The question, What do you want to be when you grow up, often provokes feelings of existential dread as I ponder what, exactly, I am passionate about, and how, exactly, I will eventually make a living. In truth, I would really just like to be an explorer for the rest of my life, utilizing writing as an excuse to learn and travel to my heart’s content. A journalist, after all, can essentially be considered a professional learner, a student of the world, a curious observer. This is what I would like to be when I grow up, and, to be more precise, I would like to be Jia Tolentino.
Jia Tolentino is a 31-year-old staff writer at The New Yorker, a publication to which I seem to have a severe addiction. She lives in Brooklyn, is incredibly kind and personable (I had the privilege of meeting her after an interview she conducted at Books are Magic), and recently came out with her must-read book, Trick Mirror: Reflections on Self-Delusion.
Trick Mirror is a collection of essays that combine Tolentino’s personal experiences with her well-informed observations of current cultural and political phenomenons (sweetgreen, sexual assault on college campuses, marriage, barre, religion). Each essay is meticulously researched, but rather than making incontrovertible claims, Tolentino explores her thoughts and beliefs with humble curiosity, often questioning her own assumptions, acknowledging that what she perceives may very well be incorrect or more nuanced than she realized. This intellectual humility–the willingness to admit that one is prone to mistakes–renders Trick Mirror all the more believable and influential.
This book is unapologetically a feminist text, and, at times, I found myself disagreeing with the strength of some of the author’s statements. But this, I believe, was merely a result of hearing and reading the claims of people who lack the aptitude for nuance, unfairly categorizing all men as predators and labeling women as the superior sex. Of course, such strong views are held by a comically small percentage of feminists. Unfortunately though, these feminists tend to be louder than the rest, resulting in an incomplete picture of what feminism truly is: “the advocacy of women’s rights on the basis of the equality of the sexes” (according to google). Hearing these women misrepresent feminism has made me extra sensitive to the movement; I worry that the pendulum will swing too far in the opposite direction, so some of the pushback I experienced while reading Trick Mirror was not the result of Tolentino’s language or ideas but rather of a heightened sensitivity to issues of gender equality. Tolentino herself acknowledges that not all men are monsters and speaks fondly of her sweet, sensitive partner Andrew. She represents what feminism is actually about.

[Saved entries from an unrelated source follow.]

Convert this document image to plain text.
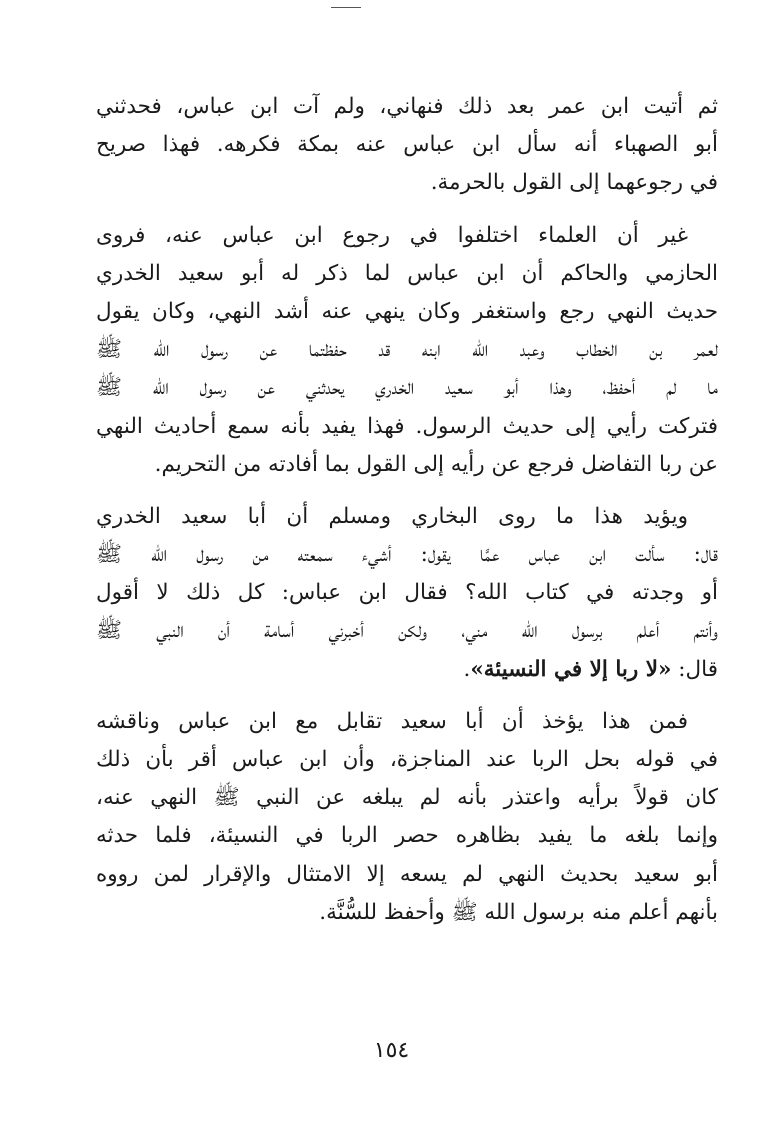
ثم أتيت ابن عمر بعد ذلك فنهاني، ولم آت ابن عباس، فحدثني
أبو الصهباء أنه سأل ابن عباس عنه بمكة فكرهه. فهذا صريح
في رجوعهما إلى القول بالحرمة.

غير أن العلماء اختلفوا في رجوع ابن عباس عنه، فروى
الحازمي والحاكم أن ابن عباس لما ذكر له أبو سعيد الخدري
حديث النهي رجع واستغفر وكان ينهي عنه أشد النهي، وكان يقول
لعمر بن الخطاب وعبد الله ابنه قد حفظتما عن رسول الله ﷺ
ما لم أحفظ، وهذا أبو سعيد الخدري يحدثني عن رسول الله ﷺ
فتركت رأيي إلى حديث الرسول. فهذا يفيد بأنه سمع أحاديث النهي
عن ربا التفاضل فرجع عن رأيه إلى القول بما أفادته من التحريم.

ويؤيد هذا ما روى البخاري ومسلم أن أبا سعيد الخدري
قال: سألت ابن عباس عمَّا يقول: أشيء سمعته من رسول الله ﷺ
أو وجدته في كتاب الله؟ فقال ابن عباس: كل ذلك لا أقول
وأنتم أعلم برسول الله مني، ولكن أخبرني أسامة أن النبي ﷺ
قال: «لا ربا إلا في النسيئة».

فمن هذا يؤخذ أن أبا سعيد تقابل مع ابن عباس وناقشه
في قوله بحل الربا عند المناجزة، وأن ابن عباس أقر بأن ذلك
كان قولاً برأيه واعتذر بأنه لم يبلغه عن النبي ﷺ النهي عنه،
وإنما بلغه ما يفيد بظاهره حصر الربا في النسيئة، فلما حدثه
أبو سعيد بحديث النهي لم يسعه إلا الامتثال والإقرار لمن رووه
بأنهم أعلم منه برسول الله ﷺ وأحفظ للسُّنَّة.

١٥٤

To fully grasp Trick Mirror‘s genius, though, it merits a second, and perhaps a third, read. I have only read it once, and possess the strong sense that I missed a lot. There are so many gems of wisdom and profound insights that to absorb it all, one must read it again. A single read will not provide the time nor attention required to understand the extent of Tolentino’s various deep dives. Indeed, after completing the book, I felt that I had only scratched the surface of the wisdom she so thoughtfully shared.
In truth, Trick Mirror is a treasure trove of profundity and wit and masterful storytelling, if slightly verbose at times. Tolentino’s keen self-awareness, capacity for asking compelling questions, and willingness to look back at the past with painstaking honesty render Trick Mirror refreshingly honest and incredibly powerful. I usually do not reread books because I want to check them off my list and move on to the next one, but in this case, I believe I have discovered the rare book to which I will continuously return, gaining several new and valuable insights every time.